VwGH 2009/05/0272

VwGH2009/05/027213.12.2011

Der Verwaltungsgerichtshof hat durch den Vorsitzenden Senatspräsident Dr. Kail und die Hofräte Dr. Enzenhofer und Dr. Moritz als Richter, im Beisein der Schriftführerin Mag. Kalanj, über die Beschwerde der A Bauund Handelsgesellschaft m.b.H. in Wien, vertreten durch Dr. Hans Ambros, Rechtsanwalt in 1220 Wien, Bureschgasse 2, gegen den Bescheid der Kärntner Landesregierung vom 15. Juli 2009, Zl. 7-B-BRM-1000/7/2009, betreffend Versagung einer Baubewilligung (mitbeteiligte Partei: Gemeinde O), zu Recht erkannt:

Normen

AVG §56;
AVG §66 Abs4;
BauO Krnt 1996 §15;
VwRallg;
AVG §56;
AVG §66 Abs4;
BauO Krnt 1996 §15;
VwRallg;

 

Spruch:

Die Beschwerde wird als unbegründet abgewiesen.

Die Beschwerdeführerin hat dem Land Kärnten Aufwendungen in der Höhe von EUR 610,60 binnen zwei Wochen bei sonstiger Exekution zu ersetzen.

Begründung

Mit Eingabe vom 12. Jänner 2006 beantragte die Beschwerdeführerin die Erteilung einer Baubewilligung für die Errichtung einer Wohnhausanlage auf dem Grundstück Nr. 79/4, KG O.

Mit Bescheid des Bürgermeisters der mitbeteiligten Gemeinde vom 20. Juli 2006 wurde das Bauansuchen gemäß § 15 Abs. 1 der Kärntner Bauordnung 1996 abgewiesen. Begründet wurde dies im Wesentlichen damit, dass eine erhebliche Störung des Orts- und Landschaftsbildes einträte und außerdem das Bauvorhaben auf Grund der zahlreichen Kleinwohnungen der Widmungskategorie Bauland-Kurgebiet widerspreche.

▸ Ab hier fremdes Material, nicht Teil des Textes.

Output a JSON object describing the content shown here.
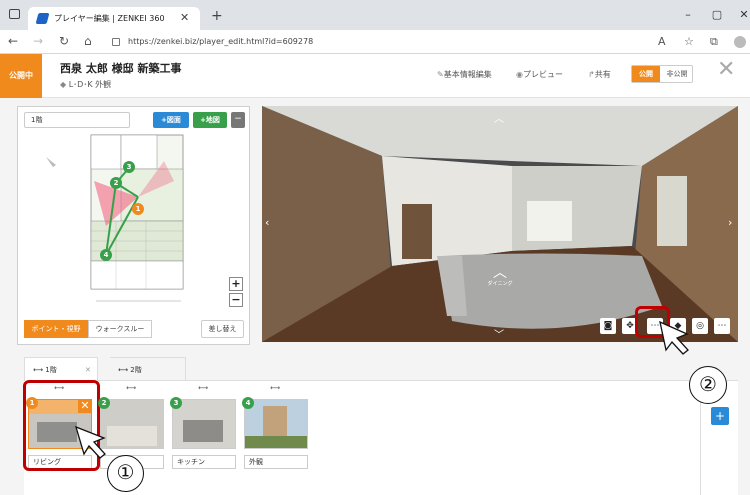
{
  "browser": {
    "tab_title": "プレイヤー編集 | ZENKEI 360",
    "url": "https://zenkei.biz/player_edit.html?id=609278"
  },
  "header": {
    "status_badge": "公開中",
    "title": "西泉 太郎 様邸 新築工事",
    "subtitle": "L･D･K 外観",
    "links": {
      "edit_info": "基本情報編集",
      "preview": "プレビュー",
      "share": "共有"
    },
    "toggle": {
      "public": "公開",
      "private": "非公開"
    }
  },
  "floor_plan": {
    "floor_name": "1階",
    "add_plan": "+図面",
    "add_map": "+地図",
    "points": [
      "1",
      "2",
      "3",
      "4"
    ],
    "tabs": {
      "point_view": "ポイント・視野",
      "walkthrough": "ウォークスルー"
    },
    "replace": "差し替え",
    "zoom_in": "+",
    "zoom_out": "−"
  },
  "viewer": {
    "hotspot_label": "ダイニング"
  },
  "scenes": {
    "tabs": [
      {
        "label": "1階"
      },
      {
        "label": "2階"
      }
    ],
    "items": [
      {
        "number": "1",
        "label": "リビング",
        "color": "#f08a1c"
      },
      {
        "number": "2",
        "label": "",
        "color": "#38a04a"
      },
      {
        "number": "3",
        "label": "キッチン",
        "color": "#38a04a"
      },
      {
        "number": "4",
        "label": "外観",
        "color": "#38a04a"
      }
    ],
    "add": "+"
  },
  "callouts": {
    "one": "①",
    "two": "②"
  },
  "colors": {
    "accent": "#f08a1c",
    "blue": "#2a8ad6",
    "green": "#38a04a",
    "highlight": "#c00000"
  }
}
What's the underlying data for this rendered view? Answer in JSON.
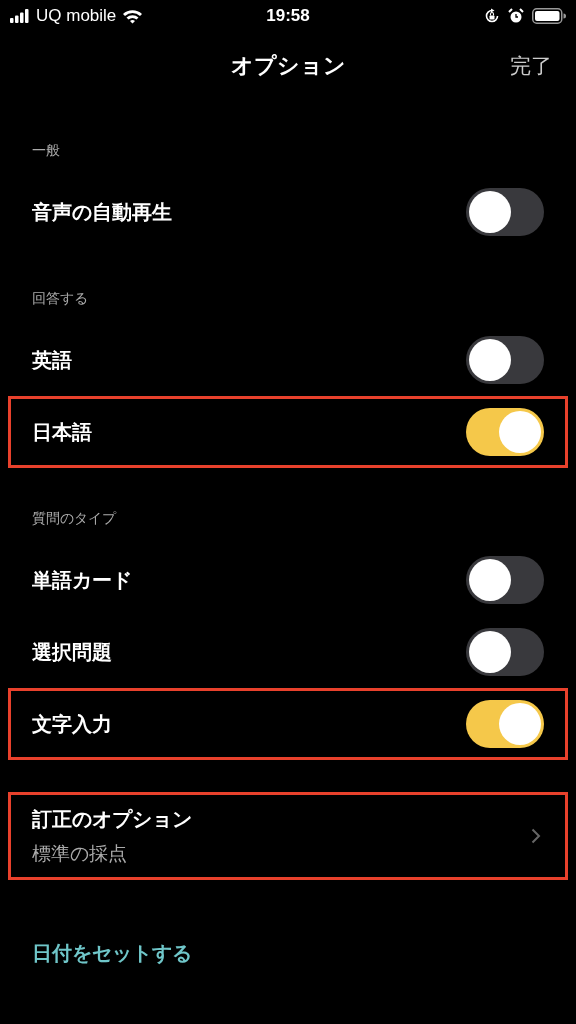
{
  "status_bar": {
    "carrier": "UQ mobile",
    "time": "19:58"
  },
  "nav": {
    "title": "オプション",
    "done": "完了"
  },
  "sections": [
    {
      "header": "一般",
      "items": [
        {
          "kind": "toggle",
          "label": "音声の自動再生",
          "on": false,
          "highlighted": false
        }
      ]
    },
    {
      "header": "回答する",
      "items": [
        {
          "kind": "toggle",
          "label": "英語",
          "on": false,
          "highlighted": false
        },
        {
          "kind": "toggle",
          "label": "日本語",
          "on": true,
          "highlighted": true
        }
      ]
    },
    {
      "header": "質問のタイプ",
      "items": [
        {
          "kind": "toggle",
          "label": "単語カード",
          "on": false,
          "highlighted": false
        },
        {
          "kind": "toggle",
          "label": "選択問題",
          "on": false,
          "highlighted": false
        },
        {
          "kind": "toggle",
          "label": "文字入力",
          "on": true,
          "highlighted": true
        }
      ]
    },
    {
      "items": [
        {
          "kind": "link",
          "label": "訂正のオプション",
          "value": "標準の採点",
          "highlighted": true
        }
      ]
    },
    {
      "items": [
        {
          "kind": "action",
          "label": "日付をセットする"
        }
      ]
    }
  ]
}
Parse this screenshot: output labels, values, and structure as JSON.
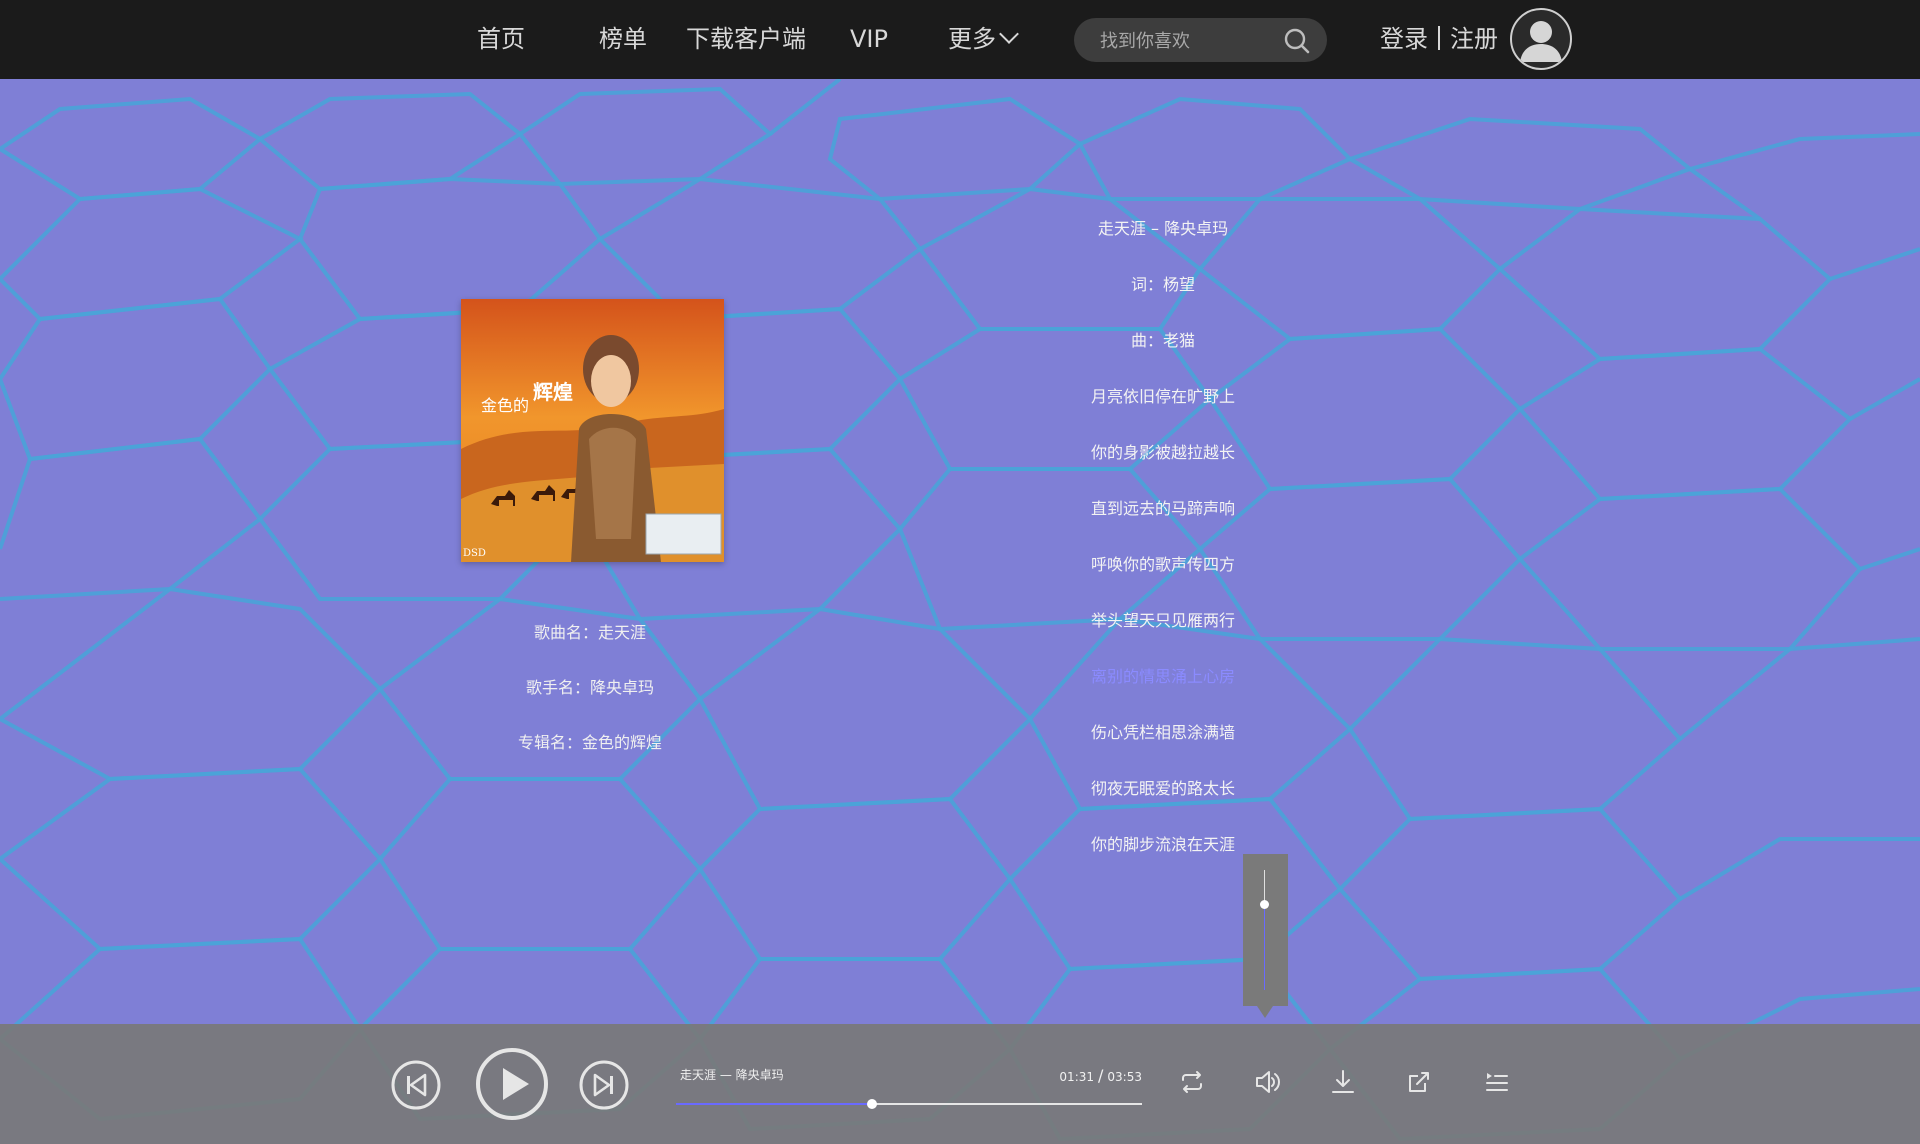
{
  "nav": {
    "home": "首页",
    "charts": "榜单",
    "download_client": "下载客户端",
    "vip": "VIP",
    "more": "更多",
    "search_placeholder": "找到你喜欢",
    "login": "登录",
    "register": "注册"
  },
  "song_info": {
    "name_label": "歌曲名：",
    "name": "走天涯",
    "singer_label": "歌手名：",
    "singer": "降央卓玛",
    "album_label": "专辑名：",
    "album": "金色的辉煌"
  },
  "album_cover": {
    "title_big": "辉煌",
    "title_small": "金色的",
    "label": "DSD"
  },
  "lyrics": [
    {
      "text": "走天涯 – 降央卓玛",
      "active": false
    },
    {
      "text": "词：杨望",
      "active": false
    },
    {
      "text": "曲：老猫",
      "active": false
    },
    {
      "text": "月亮依旧停在旷野上",
      "active": false
    },
    {
      "text": "你的身影被越拉越长",
      "active": false
    },
    {
      "text": "直到远去的马蹄声响",
      "active": false
    },
    {
      "text": "呼唤你的歌声传四方",
      "active": false
    },
    {
      "text": "举头望天只见雁两行",
      "active": false
    },
    {
      "text": "离别的情思涌上心房",
      "active": true
    },
    {
      "text": "伤心凭栏相思涂满墙",
      "active": false
    },
    {
      "text": "彻夜无眠爱的路太长",
      "active": false
    },
    {
      "text": "你的脚步流浪在天涯",
      "active": false
    }
  ],
  "player": {
    "track_title": "走天涯 — 降央卓玛",
    "current_time": "01:31",
    "total_time": "03:53",
    "progress": 0.42,
    "volume": 0.72,
    "accent_color": "#6a6aff"
  },
  "colors": {
    "background": "#7f7fd6",
    "network_line": "#4aa3d8",
    "topbar": "#1b1b1b"
  }
}
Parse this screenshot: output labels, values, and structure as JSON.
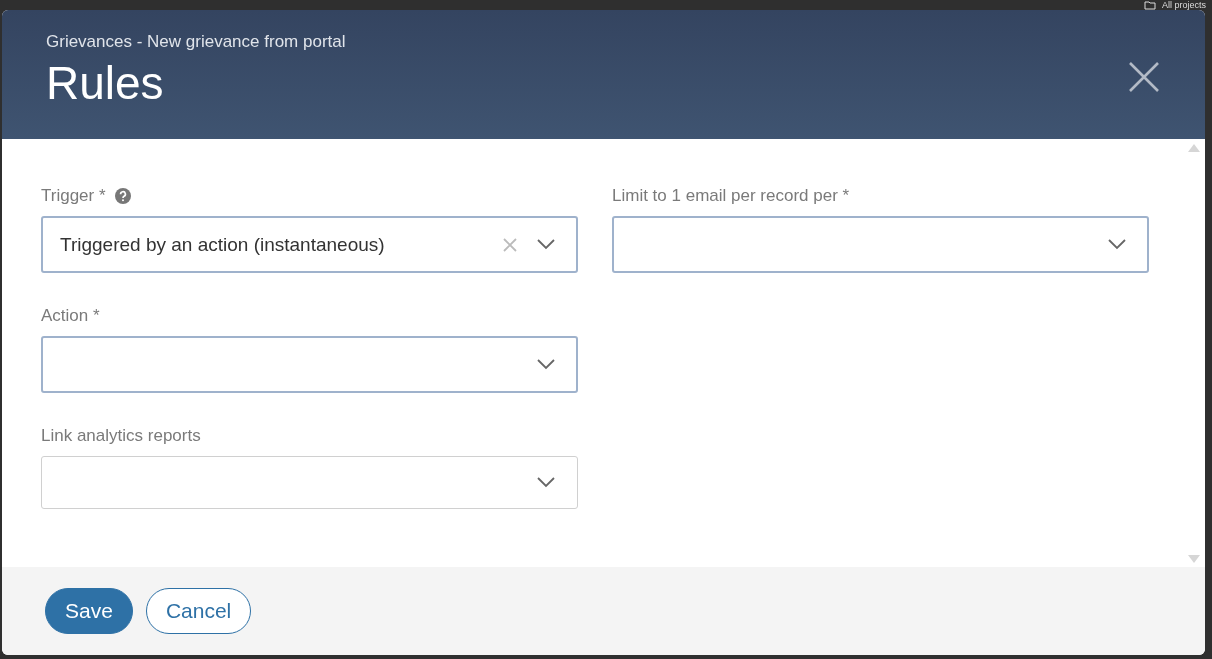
{
  "background": {
    "link": "All projects"
  },
  "dialog": {
    "breadcrumb": "Grievances - New grievance from portal",
    "title": "Rules"
  },
  "left_column": [
    {
      "label": "Trigger *",
      "help": true,
      "value": "Triggered by an action (instantaneous)",
      "clearable": true,
      "highlighted": true
    },
    {
      "label": "Action *",
      "help": false,
      "clearable": false,
      "highlighted": true
    },
    {
      "label": "Link analytics reports",
      "help": false,
      "clearable": false,
      "highlighted": false
    }
  ],
  "right_column": [
    {
      "label": "Limit to 1 email per record per *",
      "help": false,
      "clearable": false,
      "highlighted": true
    }
  ],
  "buttons": [
    {
      "label": "Save",
      "kind": "primary"
    },
    {
      "label": "Cancel",
      "kind": "secondary"
    }
  ]
}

Gegen diesen Bescheid erhob die beschwerdeführende Partei Berufung und änderte im weiteren Verfahrensverlauf das Bauprojekt ab.

Mit Bescheid vom 24. April 2007 wies der Gemeindevorstand der mitbeteiligten Gemeinde die Berufung als unbegründet ab.

Auf Grund der dagegen erhobenen Vorstellung der beschwerdeführenden Partei hob die Kärntner Landesregierung mit Bescheid vom 15. Oktober 2007 den Bescheid des Gemeindevorstandes der mitbeteiligten Gemeinde vom 24. April 2007 auf und wies die Angelegenheit zur neuerlichen Entscheidung an die Gemeinde zurück. Begründend wurde im Wesentlichen ausgeführt, die im Berufungsverfahren erfolgte Projektänderung beinhalte eine gravierende Änderung der Baukörper nach Lage und Zahl, weil das Projekt hinsichtlich der Gebäudeausmaße und der Anzahl bzw. Stapelung der Geschoße sowie der Anzahl der Wohneinheiten abgeändert worden sei. Gleichzeitig sei der ursprünglich als Gesamtkomplex geplante Baukörper kleingliedriger ausgestaltet worden. Derartige Änderungen gingen über den im Berufungsverfahren zulässigen Rahmen von Änderungen hinaus.

Mit Bescheid des Gemeindevorstandes der mitbeteiligten Gemeinde vom 20. Dezember 2007 wurde daraufhin der Bescheid des Bürgermeisters der mitbeteiligten Gemeinde vom 20. Juli 2006 gemäß § 66 Abs. 2 AVG aufgehoben und die Angelegenheit zur neuerlichen Entscheidung an die Baubehörde erster Instanz zurückverwiesen.

In der Folge wurden von der beschwerdeführenden Partei Auswechslungspläne vorgelegt.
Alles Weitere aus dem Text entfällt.